9 of 10 people found the following review helpful
A powerful book.,
This review is from: Tell A Thousand Lies: A Novel Set In India (Kindle Edition)
Three sisters, Pullamma, Lata and Malli have been brought up by their grandmother. The grandmother wants to find them a husband, but only two of the girls are "pretty". Pullamma is too dark to be considered attractive in 1980 India.
That's the theme in essence. We don't have anything to do with Malli (although her wedding brings us Kondal Rao and he's is going to be Pullamma's nightmare), Malli is married off from the start and we only begin to get to know Lata towards the end of the book. It's Pullamma's story and her that we life we get to know, but she's a girl very much of her time and heritage. All she wants is a husband and a family. Unlike her twin, Lata, she isn't interested in education.

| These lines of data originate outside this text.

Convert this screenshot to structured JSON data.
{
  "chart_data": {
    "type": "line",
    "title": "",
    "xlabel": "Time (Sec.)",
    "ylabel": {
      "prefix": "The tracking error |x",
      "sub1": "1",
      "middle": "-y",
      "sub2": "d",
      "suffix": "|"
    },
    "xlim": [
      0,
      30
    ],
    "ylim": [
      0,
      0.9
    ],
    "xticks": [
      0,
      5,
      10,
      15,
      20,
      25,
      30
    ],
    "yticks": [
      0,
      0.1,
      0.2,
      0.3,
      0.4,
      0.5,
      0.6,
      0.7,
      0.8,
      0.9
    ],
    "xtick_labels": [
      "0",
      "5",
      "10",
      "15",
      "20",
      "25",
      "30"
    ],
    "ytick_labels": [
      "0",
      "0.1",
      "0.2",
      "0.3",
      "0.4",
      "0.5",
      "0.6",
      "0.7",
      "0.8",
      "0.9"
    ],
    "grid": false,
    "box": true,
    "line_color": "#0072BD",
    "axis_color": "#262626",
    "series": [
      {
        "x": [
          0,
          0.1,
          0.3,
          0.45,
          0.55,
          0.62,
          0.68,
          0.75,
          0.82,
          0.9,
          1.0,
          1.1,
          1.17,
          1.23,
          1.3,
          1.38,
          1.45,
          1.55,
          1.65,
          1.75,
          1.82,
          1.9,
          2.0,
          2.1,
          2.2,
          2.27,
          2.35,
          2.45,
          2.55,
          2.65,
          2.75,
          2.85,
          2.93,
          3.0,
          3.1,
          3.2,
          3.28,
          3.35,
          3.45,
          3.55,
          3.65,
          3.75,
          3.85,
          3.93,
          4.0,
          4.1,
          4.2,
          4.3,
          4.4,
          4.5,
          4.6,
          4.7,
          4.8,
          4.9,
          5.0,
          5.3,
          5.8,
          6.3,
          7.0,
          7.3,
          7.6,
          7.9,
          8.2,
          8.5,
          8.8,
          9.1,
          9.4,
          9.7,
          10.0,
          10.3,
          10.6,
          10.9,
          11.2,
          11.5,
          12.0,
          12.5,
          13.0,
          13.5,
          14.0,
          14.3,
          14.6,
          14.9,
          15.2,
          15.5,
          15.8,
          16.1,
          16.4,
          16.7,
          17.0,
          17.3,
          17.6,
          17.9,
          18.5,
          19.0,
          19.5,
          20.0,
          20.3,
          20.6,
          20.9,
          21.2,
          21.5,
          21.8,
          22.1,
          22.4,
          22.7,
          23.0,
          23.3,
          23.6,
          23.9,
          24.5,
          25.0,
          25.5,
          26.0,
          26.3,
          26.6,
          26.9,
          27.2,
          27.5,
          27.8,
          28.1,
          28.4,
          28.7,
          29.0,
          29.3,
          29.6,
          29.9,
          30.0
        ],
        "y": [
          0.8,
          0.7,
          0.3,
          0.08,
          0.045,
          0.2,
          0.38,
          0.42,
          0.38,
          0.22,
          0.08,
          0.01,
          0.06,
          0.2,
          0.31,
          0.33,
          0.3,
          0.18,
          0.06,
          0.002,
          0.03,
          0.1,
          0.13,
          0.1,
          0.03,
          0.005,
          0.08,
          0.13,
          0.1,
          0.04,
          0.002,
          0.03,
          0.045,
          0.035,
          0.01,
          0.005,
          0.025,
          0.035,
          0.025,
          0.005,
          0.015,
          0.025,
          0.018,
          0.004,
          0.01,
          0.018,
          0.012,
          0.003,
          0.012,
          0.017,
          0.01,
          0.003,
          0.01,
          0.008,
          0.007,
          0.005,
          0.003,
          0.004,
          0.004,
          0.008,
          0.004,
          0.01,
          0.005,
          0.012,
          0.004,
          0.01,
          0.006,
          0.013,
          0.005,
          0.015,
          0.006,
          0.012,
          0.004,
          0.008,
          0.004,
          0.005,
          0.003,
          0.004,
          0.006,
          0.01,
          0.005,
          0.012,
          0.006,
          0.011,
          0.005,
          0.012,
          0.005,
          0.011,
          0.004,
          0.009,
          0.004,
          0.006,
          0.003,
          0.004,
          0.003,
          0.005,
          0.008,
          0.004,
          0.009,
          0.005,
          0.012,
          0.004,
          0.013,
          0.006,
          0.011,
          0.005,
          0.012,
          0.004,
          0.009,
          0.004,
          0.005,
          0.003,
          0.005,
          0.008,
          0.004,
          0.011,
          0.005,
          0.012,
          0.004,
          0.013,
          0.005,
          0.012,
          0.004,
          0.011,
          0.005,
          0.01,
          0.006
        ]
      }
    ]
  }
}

In the beginning I did wonder if the book had too much "info dump" because there was a lot telling about how people from that culture lived, but before I realised I was hooked on Pullamma's story and found myself keen to finish. There were a few flashbacks that became a jumble at times, and I did wonder if the story was too "big" for the author, but overall I think Rasana Atreya did a very good job indeed. It was easy reading, and opened my eyes to how "free" Western culture is and how much it's taken for granted.
Pullamma, as a character, was delightful, although I found her too naive at times, especially as she openly trusted people even when, one after the other, they took advantage of her. Her husband was a character I couldn't warm to at all! I hoped Pullamma would dump him by the end of the story for being such a wuss and a pushover, but no, she "loved him".
Tell a Thousand Lies is a story I'm going to remember (for all the right reasons), I do think there was a lot packed into it, maybe too much? It wasn't so much as a roller coaster read, but a long, fast straight ride until you arrive with a bump the end. There was no break, no respite from the misery dumped on poor Pullamma, or if there was, it was in very short supply of a line or two of prose. I was quite out of breath towards the end!
In short it is a powerful book, and very much worth a read.